Some of these examples come from the work of Mulberry Schools Trust in recent years.  These are the type of opportunities that Mulberry Schools Foundation will extend to partner schools and communities nationally and internationally.

Giving voice

…to children, young people and other communities less often heard and to provide platforms for leadership through those voices.

Partnership of Equals

Mulberry Schools Foundation held its first conference, “Partnership of Equals”, at the QEII Conference Centre in October 2018. The Foundation built on Mulberry School for Girls’ track record of Women’s Conferences that celebrate the power of student voice and promote positive action for social change. The conference was in large part designed, organised and hosted by students and the 400 delegates were school students from London, Manchester and Somerset.

The conference provided a space for student voice and visibility and brought young people together with diverse role models to consider important issues of gender equality, through the lens of the creative arts. Stories of success and struggle were exchanged with youthful passion and innovation, empowering those who have yet to make their way in the world.

Participants in the conference worked together over 18 months preceding the conference to consider the effects of gender inequality on both women and men. Students raised many issues that were explored further in the conference. Delegates committed to further action in their home schools following the conference.


I’m inspired to defy expectations of me that are purely based on gender.

Student delegate


I’ve seen that leadership needs compassion as well as decisiveness.

Student conference leader

Girl Leading

Following Michelle Obama’s launch of “Let Girls Learn” at Mulberry School for Girls in 2015, the school launched “Girl Leading”, a residential camp which develops girls’ leadership skills, with a focus on increasing access to education for every girl around the world.
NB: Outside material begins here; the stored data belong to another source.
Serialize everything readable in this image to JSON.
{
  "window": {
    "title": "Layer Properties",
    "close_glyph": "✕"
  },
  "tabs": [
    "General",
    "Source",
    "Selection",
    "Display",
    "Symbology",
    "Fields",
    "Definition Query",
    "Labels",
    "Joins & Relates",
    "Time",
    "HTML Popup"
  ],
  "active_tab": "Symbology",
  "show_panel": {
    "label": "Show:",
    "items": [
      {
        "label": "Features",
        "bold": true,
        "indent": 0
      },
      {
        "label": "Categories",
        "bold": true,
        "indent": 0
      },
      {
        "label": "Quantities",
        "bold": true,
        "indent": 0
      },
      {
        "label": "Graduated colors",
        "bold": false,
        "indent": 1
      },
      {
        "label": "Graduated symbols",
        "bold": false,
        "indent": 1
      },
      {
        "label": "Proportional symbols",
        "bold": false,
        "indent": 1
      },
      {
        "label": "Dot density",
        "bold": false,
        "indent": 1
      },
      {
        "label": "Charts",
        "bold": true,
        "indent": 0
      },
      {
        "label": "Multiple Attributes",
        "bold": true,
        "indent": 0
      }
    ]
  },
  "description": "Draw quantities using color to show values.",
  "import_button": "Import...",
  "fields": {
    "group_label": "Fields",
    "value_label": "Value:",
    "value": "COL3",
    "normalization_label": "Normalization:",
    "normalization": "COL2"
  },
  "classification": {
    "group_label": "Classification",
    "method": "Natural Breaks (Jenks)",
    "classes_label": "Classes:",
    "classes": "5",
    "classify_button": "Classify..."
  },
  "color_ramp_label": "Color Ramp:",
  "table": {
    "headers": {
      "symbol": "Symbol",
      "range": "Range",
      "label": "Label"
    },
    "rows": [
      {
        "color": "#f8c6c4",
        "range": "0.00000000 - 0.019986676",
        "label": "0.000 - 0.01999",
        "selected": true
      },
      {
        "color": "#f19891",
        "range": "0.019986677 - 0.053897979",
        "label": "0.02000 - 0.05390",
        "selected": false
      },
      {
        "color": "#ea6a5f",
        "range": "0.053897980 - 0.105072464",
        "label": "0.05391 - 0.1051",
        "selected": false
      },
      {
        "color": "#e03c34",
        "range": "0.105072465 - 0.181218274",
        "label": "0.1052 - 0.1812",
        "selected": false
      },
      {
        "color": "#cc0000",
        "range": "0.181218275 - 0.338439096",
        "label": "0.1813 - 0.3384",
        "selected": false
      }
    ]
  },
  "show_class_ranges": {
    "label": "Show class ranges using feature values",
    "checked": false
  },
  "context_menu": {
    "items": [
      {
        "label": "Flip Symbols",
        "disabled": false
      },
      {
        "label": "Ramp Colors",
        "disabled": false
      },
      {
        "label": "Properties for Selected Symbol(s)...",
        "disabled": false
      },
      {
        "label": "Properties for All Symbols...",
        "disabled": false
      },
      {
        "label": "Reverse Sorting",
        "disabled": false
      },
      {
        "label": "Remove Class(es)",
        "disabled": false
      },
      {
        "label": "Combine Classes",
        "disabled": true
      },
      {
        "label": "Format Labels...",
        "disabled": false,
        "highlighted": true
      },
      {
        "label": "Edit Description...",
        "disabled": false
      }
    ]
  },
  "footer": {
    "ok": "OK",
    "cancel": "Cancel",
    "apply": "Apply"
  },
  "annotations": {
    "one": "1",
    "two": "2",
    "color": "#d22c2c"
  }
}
The programme raises students’ aspirations, builds their confidence, encourages them to make themselves heard, enables them to learn from successful women and supports them in leading a creative response to gender issues.

The Foundation is extending this programme to other schools across the UK and will be developing a similar programme for boys. The model will be packaged by the Foundation for other schools to use, nationally and internationally.


Spending a week in a safe environment in the company of other girls has had a tangible impact on some of our most challenging students and I have not seen some of them so happy and excited before. Students have come out of their shells, challenged their own behavioural habits and walked away with a new confidence.

Accompanying staff member

Youth-led conferences

For the last 18 years, Mulberry School for Girls’ annual Youth Conference has brought together Sixth Form students from across the UK to explore equality, social justice and cultural identity. The conference is curated and hosted by young people and offers challenging discussion, powerful speakers and workshops with inspirational activists and artists. Students engage with one another on issues they care passionately about and confirm their power to make a difference in their communities. The Foundation is extending the frequency and reach of similar conferences led by those without automatic voice. We will share the model with other schools and pilot international participation.


The programme helped me find my voice. I developed leadership skills as I had to lead meetings, share my ideas and take responsibility for different tasks. Everyone came together and helped each other, which increased my desire to be involved.

Student conference lead


I loved sharing my personal experiences and opinions with students from different places and hearing very different perspectives. I knew that the ideas had to come from us and enjoyed this feeling of being in control.

Student participant


Today I’ve learned that you can defy the stereotypes placed upon you.

Student participant

Collaborating as artists

In August 2018, 30 students and staff from Mulberry Schools Trust performed a brand new piece of theatre at the Edinburgh Festival and later at the Duke of York’s Theatre, London. The play, Cry God for Harry, England and St George!, was devised by students over six months.

Cry God for Harry, England and St George! was inspired by Mulberry’s ongoing work with the Donmar Warehouse alongside Phyllida Lloyd’s all-female Shakespeare productions. The play examines questions about what it means to be British and what makes a great leader, drawing from Shakespeare’s portrayal in Henry V. Students were inspired by the leadership exhibited by teenagers in Florida following the shooting at Stoneman Douglas High School. They also wanted to respond to a specific Islamophobic threat that occurred during the creation of the piece.

Mulberry Schools Foundation will facilitate wide-ranging collaborations with artists that enable young people to present their ideas creatively through high-quality performance in renowned venues.


Leadership, Islamophobia and Shakespeare – only Mulberry could put them together with such creativity.